In this paper we address the problem of automatically learning
to classify the sentiment of short messages/reviews by
exploiting information derived from meta-level features i.e.,
features derived primarily from the original bag-of-words
representation. We propose new meta-level features especially
designed for the sentiment analysis of short messages
such as:
information derived from the sentiment distribution
among the k nearest neighbors of a given short test
document x, (ii) the distribution of distances of x to their
neighbors and (iii) the document polarity of these neighbors
given by unsupervised lexical-based methods. Our approach
is also capable of exploiting information from the neighborhood
of document x regarding (highly noisy) data obtained
from 1.6 million Twitter messages with emoticons.
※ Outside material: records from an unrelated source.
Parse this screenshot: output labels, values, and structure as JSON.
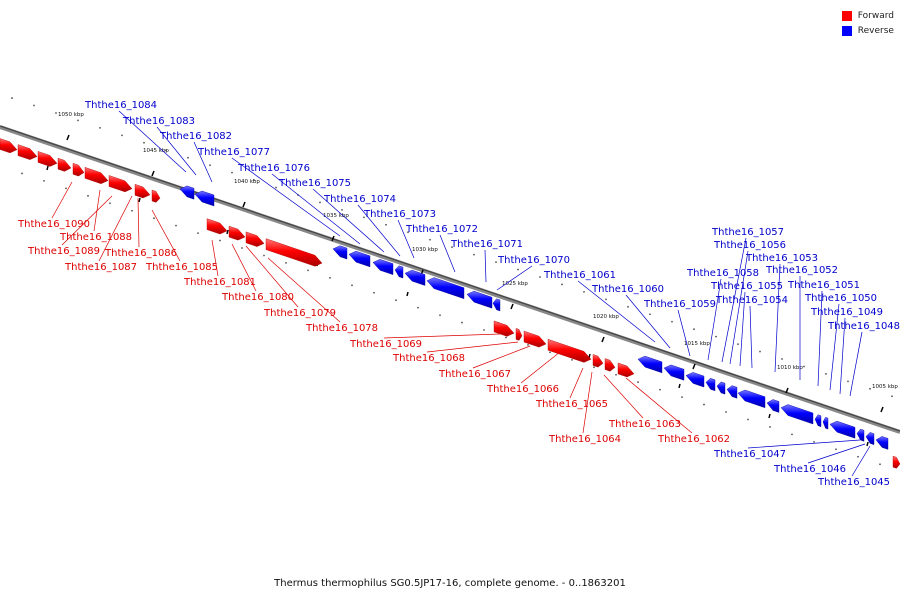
{
  "legend": {
    "forward": {
      "label": "Forward",
      "color": "#ff0000"
    },
    "reverse": {
      "label": "Reverse",
      "color": "#0000ff"
    }
  },
  "caption": "Thermus thermophilus SG0.5JP17-16, complete genome. - 0..1863201",
  "ticks": [
    "1050 kbp",
    "1045 kbp",
    "1040 kbp",
    "1035 kbp",
    "1030 kbp",
    "1025 kbp",
    "1020 kbp",
    "1015 kbp",
    "1010 kbp",
    "1005 kbp"
  ],
  "genes_forward": [
    "Ththe16_1090",
    "Ththe16_1089",
    "Ththe16_1088",
    "Ththe16_1087",
    "Ththe16_1086",
    "Ththe16_1085",
    "Ththe16_1081",
    "Ththe16_1080",
    "Ththe16_1079",
    "Ththe16_1078",
    "Ththe16_1069",
    "Ththe16_1068",
    "Ththe16_1067",
    "Ththe16_1066",
    "Ththe16_1065",
    "Ththe16_1064",
    "Ththe16_1063",
    "Ththe16_1062"
  ],
  "genes_reverse": [
    "Ththe16_1084",
    "Ththe16_1083",
    "Ththe16_1082",
    "Ththe16_1077",
    "Ththe16_1076",
    "Ththe16_1075",
    "Ththe16_1074",
    "Ththe16_1073",
    "Ththe16_1072",
    "Ththe16_1071",
    "Ththe16_1070",
    "Ththe16_1061",
    "Ththe16_1060",
    "Ththe16_1059",
    "Ththe16_1058",
    "Ththe16_1057",
    "Ththe16_1056",
    "Ththe16_1055",
    "Ththe16_1054",
    "Ththe16_1053",
    "Ththe16_1052",
    "Ththe16_1051",
    "Ththe16_1050",
    "Ththe16_1049",
    "Ththe16_1048",
    "Ththe16_1047",
    "Ththe16_1046",
    "Ththe16_1045"
  ]
}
The set
of proposed features is capable of transforming the original
feature space into a new one, potentially smaller and more
informed. Experiments performed with a substantial number
of datasets (nineteen) demonstrate that the effectiveness
of the proposed sentiment-based meta-level features is not
only superior to the traditional bag-of-word representation
(by up to 16%) but is also superior in most cases to state-ofart
meta-level features previously proposed in the literature
for text classification tasks that do not take into account
some idiosyncrasies of sentiment analysis. Our proposal is
also largely superior to the best lexicon-based methods as
well as to supervised combinations of them. In fact, the
proposed approach is the only one to produce the best results
in all tested datasets in all scenarios.